Sin embargo, el destino nos ofreció una nueva oportunidad a los pocos meses, nos pusimos una prueba: debíamos sanar y aprender juntos para seguir intentándolo. Aprendimos a comunicarnos, a apoyarnos mutuamente en los momentos difíciles y a celebrar juntos incluso las cosas más pequeñas. Descubrimos que el amor verdadero no es perfecto, pero con paciencia y compromiso, puede superar cualquier obstáculo. Hablar, hacer por entender al otro, trabajar los patrones, las creencias y las heridas que carga cada uno y que no somos conscientes de como puede afectar en nuestros vínculos.


Hoy intentamos hacerlo lo mejor que podemos. Hemos conseguido derribar las barreras de comunicación y hablar más de todo. Intentamos ayudarnos mutuamente, conectar más como pareja priorizando nuestros momentos a solas cuando nos es posible. Intentamos llegar a acuerdos de forma clara y honesta y equilibrar el dar-recibir. Crecer juntos y de forma individual, hacer terapia. Aún así, no existen garantías de que lo nuestro vaya a durar para siempre, pero al menos, no podremos decir que no nos esforzamos en intentarlo.

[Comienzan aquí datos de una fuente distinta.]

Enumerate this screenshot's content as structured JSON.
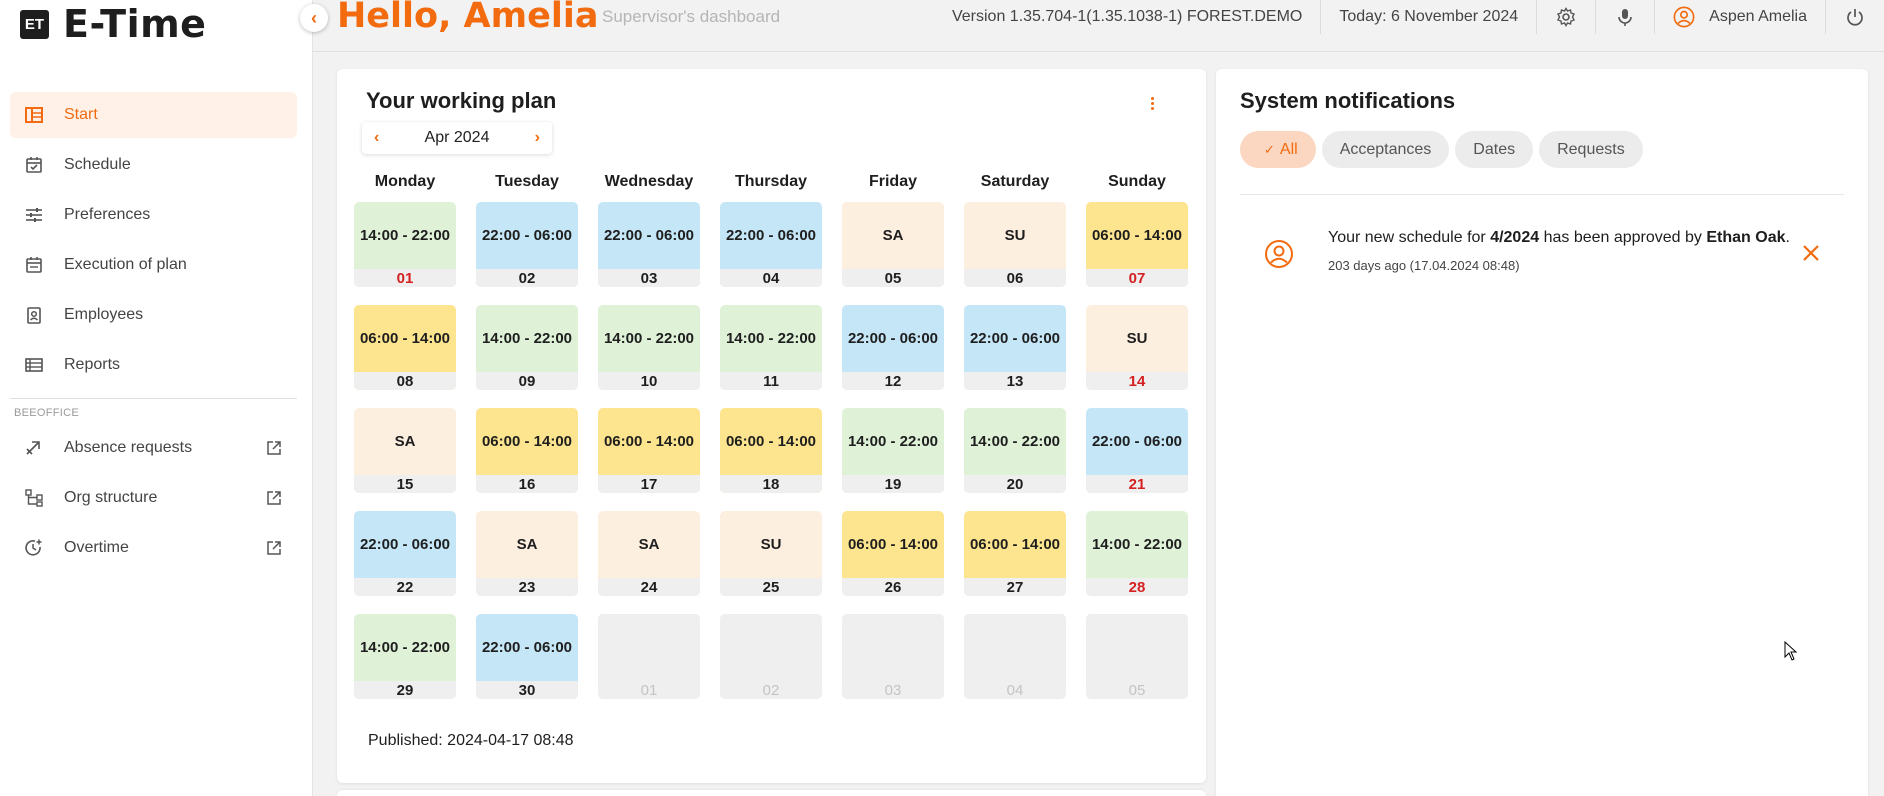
{
  "app": {
    "logo_mark": "ET",
    "logo_text": "E-Time"
  },
  "header": {
    "greeting": "Hello, Amelia",
    "subtitle": "Supervisor's dashboard",
    "version": "Version 1.35.704-1(1.35.1038-1) FOREST.DEMO",
    "today": "Today: 6 November 2024",
    "user_name": "Aspen Amelia",
    "icons": [
      "settings-icon",
      "microphone-icon",
      "user-avatar-icon",
      "power-icon"
    ]
  },
  "sidebar": {
    "collapse_icon": "chevron-left-icon",
    "items": [
      {
        "label": "Start",
        "icon": "dashboard-icon",
        "active": true
      },
      {
        "label": "Schedule",
        "icon": "calendar-check-icon"
      },
      {
        "label": "Preferences",
        "icon": "sliders-icon"
      },
      {
        "label": "Execution of plan",
        "icon": "calendar-icon"
      },
      {
        "label": "Employees",
        "icon": "badge-icon"
      },
      {
        "label": "Reports",
        "icon": "list-icon"
      }
    ],
    "section_label": "BEEOFFICE",
    "external_items": [
      {
        "label": "Absence requests",
        "icon": "plane-icon"
      },
      {
        "label": "Org structure",
        "icon": "org-chart-icon"
      },
      {
        "label": "Overtime",
        "icon": "clock-plus-icon"
      }
    ]
  },
  "plan": {
    "title": "Your working plan",
    "month": "Apr 2024",
    "prev_arrow": "‹",
    "next_arrow": "›",
    "weekdays": [
      "Monday",
      "Tuesday",
      "Wednesday",
      "Thursday",
      "Friday",
      "Saturday",
      "Sunday"
    ],
    "days": [
      {
        "num": "01",
        "shift": "14:00 - 22:00",
        "type": "green",
        "sunday": true
      },
      {
        "num": "02",
        "shift": "22:00 - 06:00",
        "type": "blue"
      },
      {
        "num": "03",
        "shift": "22:00 - 06:00",
        "type": "blue"
      },
      {
        "num": "04",
        "shift": "22:00 - 06:00",
        "type": "blue"
      },
      {
        "num": "05",
        "shift": "SA",
        "type": "peach"
      },
      {
        "num": "06",
        "shift": "SU",
        "type": "peach"
      },
      {
        "num": "07",
        "shift": "06:00 - 14:00",
        "type": "yellow",
        "sunday": true
      },
      {
        "num": "08",
        "shift": "06:00 - 14:00",
        "type": "yellow"
      },
      {
        "num": "09",
        "shift": "14:00 - 22:00",
        "type": "green"
      },
      {
        "num": "10",
        "shift": "14:00 - 22:00",
        "type": "green"
      },
      {
        "num": "11",
        "shift": "14:00 - 22:00",
        "type": "green"
      },
      {
        "num": "12",
        "shift": "22:00 - 06:00",
        "type": "blue"
      },
      {
        "num": "13",
        "shift": "22:00 - 06:00",
        "type": "blue"
      },
      {
        "num": "14",
        "shift": "SU",
        "type": "peach",
        "sunday": true
      },
      {
        "num": "15",
        "shift": "SA",
        "type": "peach"
      },
      {
        "num": "16",
        "shift": "06:00 - 14:00",
        "type": "yellow"
      },
      {
        "num": "17",
        "shift": "06:00 - 14:00",
        "type": "yellow"
      },
      {
        "num": "18",
        "shift": "06:00 - 14:00",
        "type": "yellow"
      },
      {
        "num": "19",
        "shift": "14:00 - 22:00",
        "type": "green"
      },
      {
        "num": "20",
        "shift": "14:00 - 22:00",
        "type": "green"
      },
      {
        "num": "21",
        "shift": "22:00 - 06:00",
        "type": "blue",
        "sunday": true
      },
      {
        "num": "22",
        "shift": "22:00 - 06:00",
        "type": "blue"
      },
      {
        "num": "23",
        "shift": "SA",
        "type": "peach"
      },
      {
        "num": "24",
        "shift": "SA",
        "type": "peach"
      },
      {
        "num": "25",
        "shift": "SU",
        "type": "peach"
      },
      {
        "num": "26",
        "shift": "06:00 - 14:00",
        "type": "yellow"
      },
      {
        "num": "27",
        "shift": "06:00 - 14:00",
        "type": "yellow"
      },
      {
        "num": "28",
        "shift": "14:00 - 22:00",
        "type": "green",
        "sunday": true
      },
      {
        "num": "29",
        "shift": "14:00 - 22:00",
        "type": "green"
      },
      {
        "num": "30",
        "shift": "22:00 - 06:00",
        "type": "blue"
      },
      {
        "num": "01",
        "shift": "",
        "type": "empty"
      },
      {
        "num": "02",
        "shift": "",
        "type": "empty"
      },
      {
        "num": "03",
        "shift": "",
        "type": "empty"
      },
      {
        "num": "04",
        "shift": "",
        "type": "empty"
      },
      {
        "num": "05",
        "shift": "",
        "type": "empty"
      }
    ],
    "published": "Published: 2024-04-17 08:48"
  },
  "notifications": {
    "title": "System notifications",
    "filters": [
      "All",
      "Acceptances",
      "Dates",
      "Requests"
    ],
    "active_filter": "All",
    "items": [
      {
        "text_before": "Your new schedule for ",
        "bold_period": "4/2024",
        "text_middle": " has been approved by ",
        "bold_name": "Ethan Oak",
        "text_after": ".",
        "time": "203 days ago (17.04.2024 08:48)"
      }
    ]
  },
  "colors": {
    "accent": "#f26b0f",
    "sunday_red": "#d42020",
    "shift_green": "#dff2d8",
    "shift_blue": "#c4e6f6",
    "shift_yellow": "#fde48e",
    "shift_peach": "#fdefe0"
  }
}
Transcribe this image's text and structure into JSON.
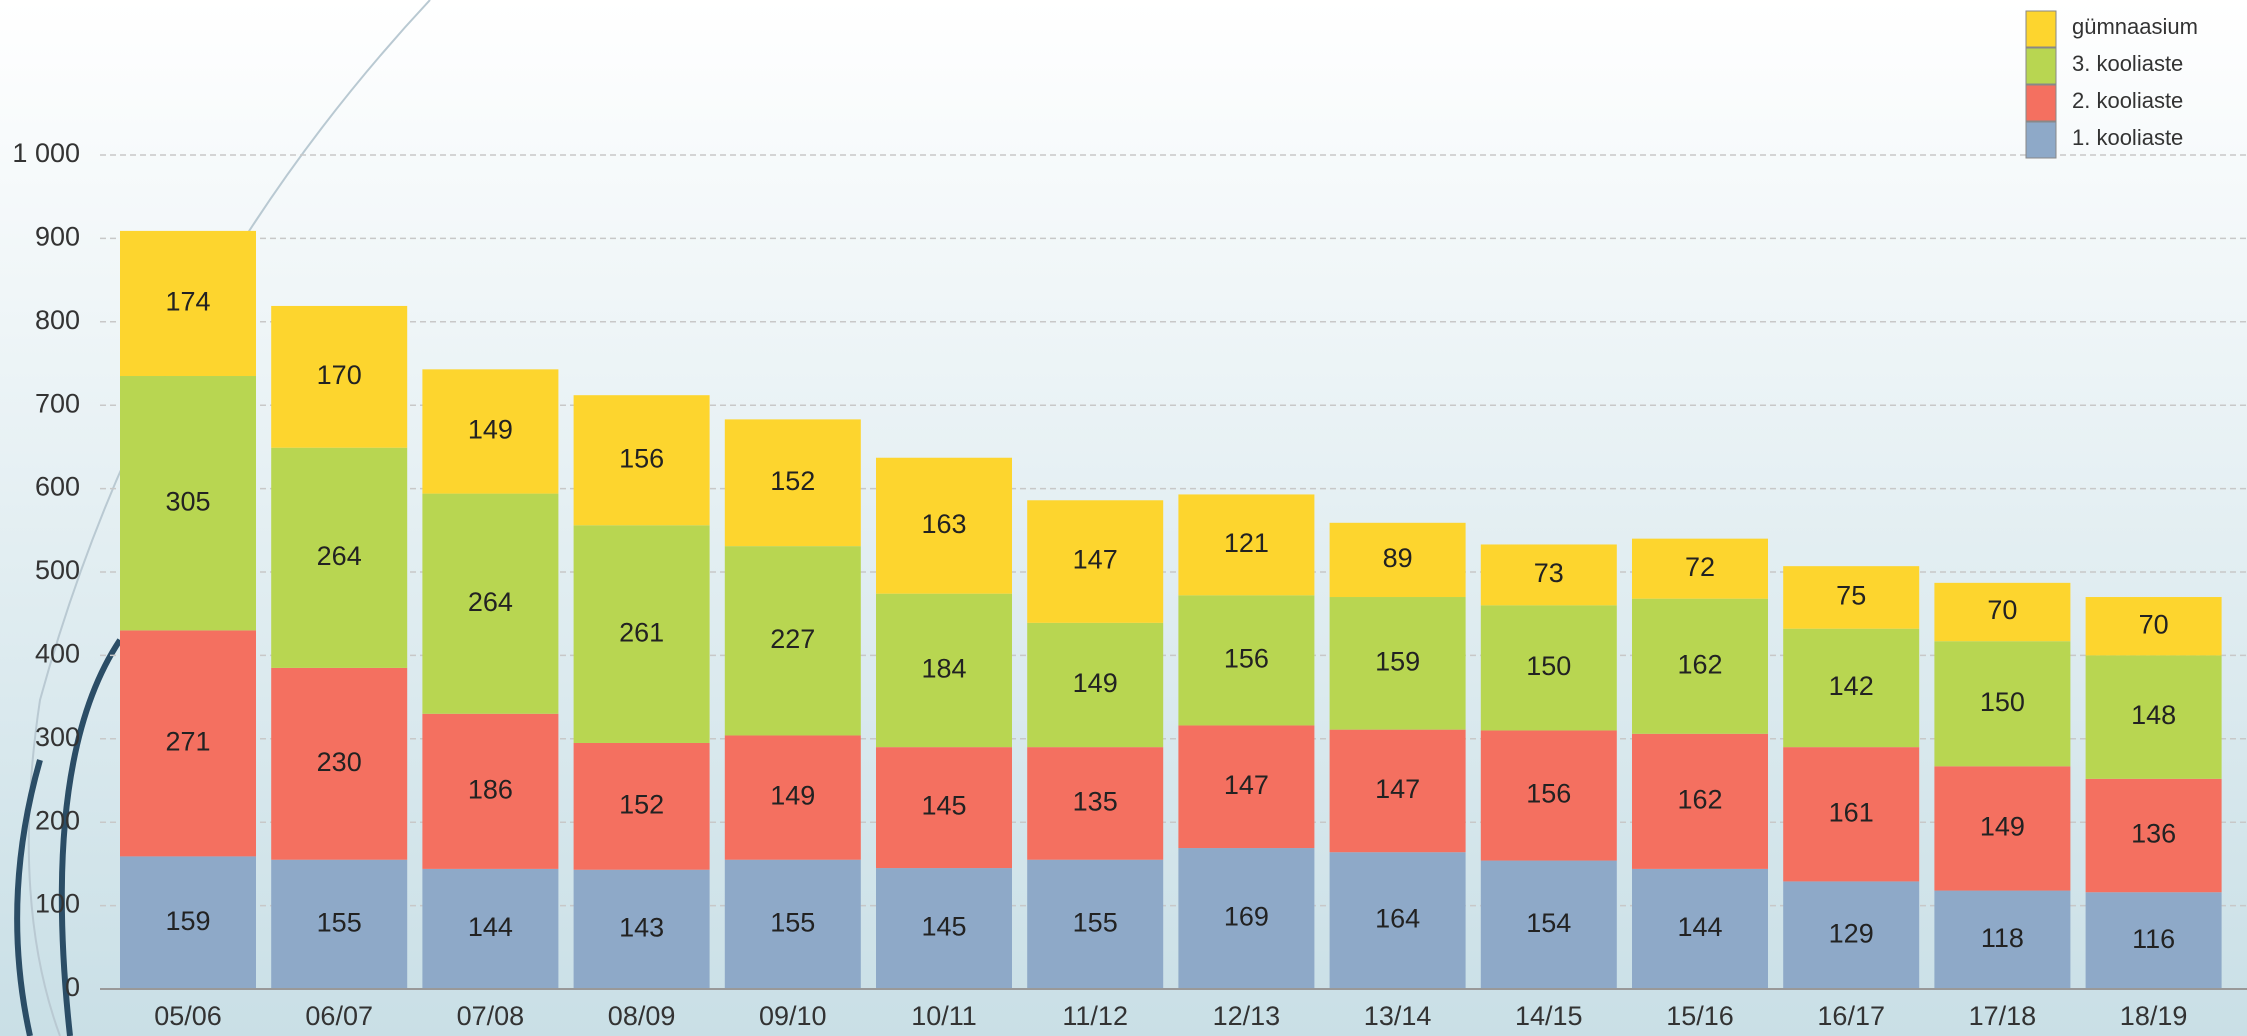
{
  "chart_data": {
    "type": "stacked-bar",
    "categories": [
      "05/06",
      "06/07",
      "07/08",
      "08/09",
      "09/10",
      "10/11",
      "11/12",
      "12/13",
      "13/14",
      "14/15",
      "15/16",
      "16/17",
      "17/18",
      "18/19"
    ],
    "series": [
      {
        "name": "1. kooliaste",
        "color": "#8ea9c8",
        "values": [
          159,
          155,
          144,
          143,
          155,
          145,
          155,
          169,
          164,
          154,
          144,
          129,
          118,
          116
        ]
      },
      {
        "name": "2. kooliaste",
        "color": "#f47060",
        "values": [
          271,
          230,
          186,
          152,
          149,
          145,
          135,
          147,
          147,
          156,
          162,
          161,
          149,
          136
        ]
      },
      {
        "name": "3. kooliaste",
        "color": "#b8d651",
        "values": [
          305,
          264,
          264,
          261,
          227,
          184,
          149,
          156,
          159,
          150,
          162,
          142,
          150,
          148
        ]
      },
      {
        "name": "gümnaasium",
        "color": "#fdd52e",
        "values": [
          174,
          170,
          149,
          156,
          152,
          163,
          147,
          121,
          89,
          73,
          72,
          75,
          70,
          70
        ]
      }
    ],
    "ylim": [
      0,
      1000
    ],
    "yticks": [
      0,
      100,
      200,
      300,
      400,
      500,
      600,
      700,
      800,
      900,
      {
        "value": 1000,
        "label": "1 000"
      }
    ],
    "grid": true,
    "legend": "top-right"
  }
}
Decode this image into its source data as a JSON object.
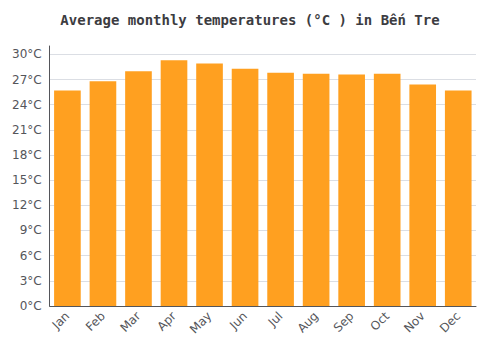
{
  "chart_data": {
    "type": "bar",
    "title": "Average monthly temperatures (°C ) in Bến Tre",
    "categories": [
      "Jan",
      "Feb",
      "Mar",
      "Apr",
      "May",
      "Jun",
      "Jul",
      "Aug",
      "Sep",
      "Oct",
      "Nov",
      "Dec"
    ],
    "values": [
      25.7,
      26.8,
      28.0,
      29.3,
      28.9,
      28.3,
      27.8,
      27.7,
      27.6,
      27.7,
      26.4,
      25.7
    ],
    "color": "#FFA020",
    "ylim": [
      0,
      31
    ],
    "yticks": [
      {
        "value": 0,
        "label": "0°C"
      },
      {
        "value": 3,
        "label": "3°C"
      },
      {
        "value": 6,
        "label": "6°C"
      },
      {
        "value": 9,
        "label": "9°C"
      },
      {
        "value": 12,
        "label": "12°C"
      },
      {
        "value": 15,
        "label": "15°C"
      },
      {
        "value": 18,
        "label": "18°C"
      },
      {
        "value": 21,
        "label": "21°C"
      },
      {
        "value": 24,
        "label": "24°C"
      },
      {
        "value": 27,
        "label": "27°C"
      },
      {
        "value": 30,
        "label": "30°C"
      }
    ],
    "grid": true
  }
}
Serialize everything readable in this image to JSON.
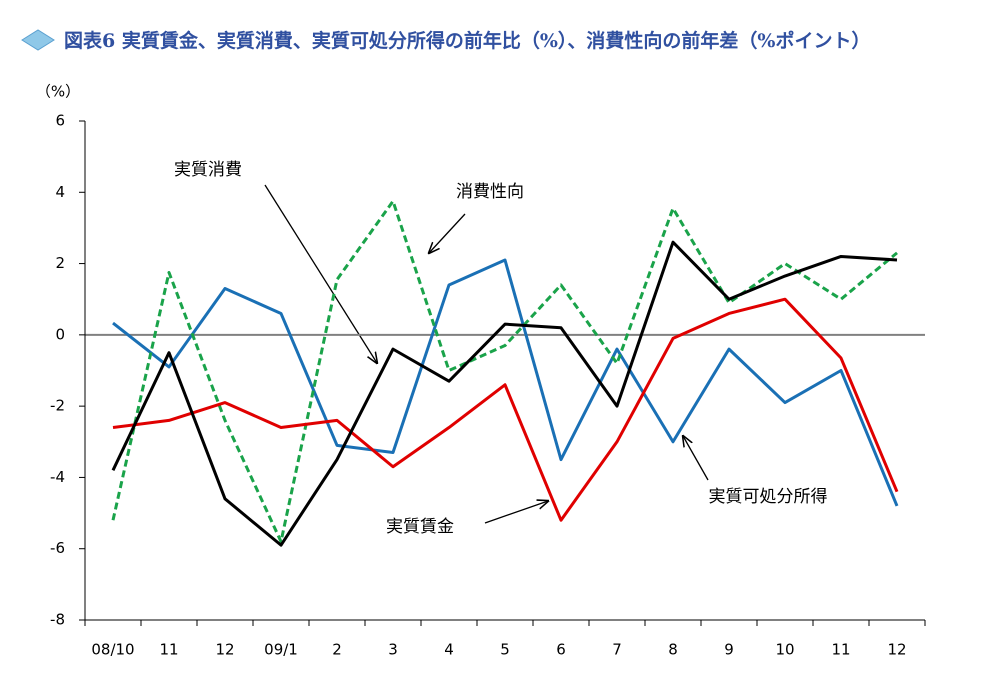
{
  "chart_data": {
    "type": "line",
    "title": "図表6 実質賃金、実質消費、実質可処分所得の前年比（%）、消費性向の前年差（%ポイント）",
    "y_label": "（%）",
    "categories": [
      "08/10",
      "11",
      "12",
      "09/1",
      "2",
      "3",
      "4",
      "5",
      "6",
      "7",
      "8",
      "9",
      "10",
      "11",
      "12"
    ],
    "ylim": [
      -8,
      6
    ],
    "yticks": [
      -8,
      -6,
      -4,
      -2,
      0,
      2,
      4,
      6
    ],
    "series": [
      {
        "name": "実質可処分所得",
        "color": "#1a70b5",
        "dashed": false,
        "values": [
          0.33,
          -0.9,
          1.3,
          0.6,
          -3.1,
          -3.3,
          1.4,
          2.1,
          -3.5,
          -0.4,
          -3.0,
          -0.4,
          -1.9,
          -1.0,
          -4.8
        ]
      },
      {
        "name": "消費性向",
        "color": "#1aa34a",
        "dashed": true,
        "values": [
          -5.2,
          1.75,
          -2.4,
          -5.8,
          1.55,
          3.75,
          -1.0,
          -0.3,
          1.4,
          -0.8,
          3.55,
          0.9,
          2.0,
          1.0,
          2.3
        ]
      },
      {
        "name": "実質賃金",
        "color": "#e00000",
        "dashed": false,
        "values": [
          -2.6,
          -2.4,
          -1.9,
          -2.6,
          -2.4,
          -3.7,
          -2.6,
          -1.4,
          -5.2,
          -3.0,
          -0.1,
          0.6,
          1.0,
          -0.65,
          -4.4
        ]
      },
      {
        "name": "実質消費",
        "color": "#000000",
        "dashed": false,
        "values": [
          -3.8,
          -0.5,
          -4.6,
          -5.9,
          -3.5,
          -0.4,
          -1.3,
          0.3,
          0.2,
          -2.0,
          2.6,
          1.0,
          1.65,
          2.2,
          2.1
        ]
      }
    ]
  }
}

Nuestra historia es un recordatorio de que el amor es un viaje lleno de altibajos, pero también de momentos hermosos y muy significativos. A pesar de los desafíos y desavenencias que enfrentamos, seguimos eligiéndonos el uno al otro cada día. Porque al final, lo que realmente importa es la fuerza de nuestro vínculo y el amor que compartimos por nosotros y por nuestros hijos. Y así es como reescribimos nuestra historia.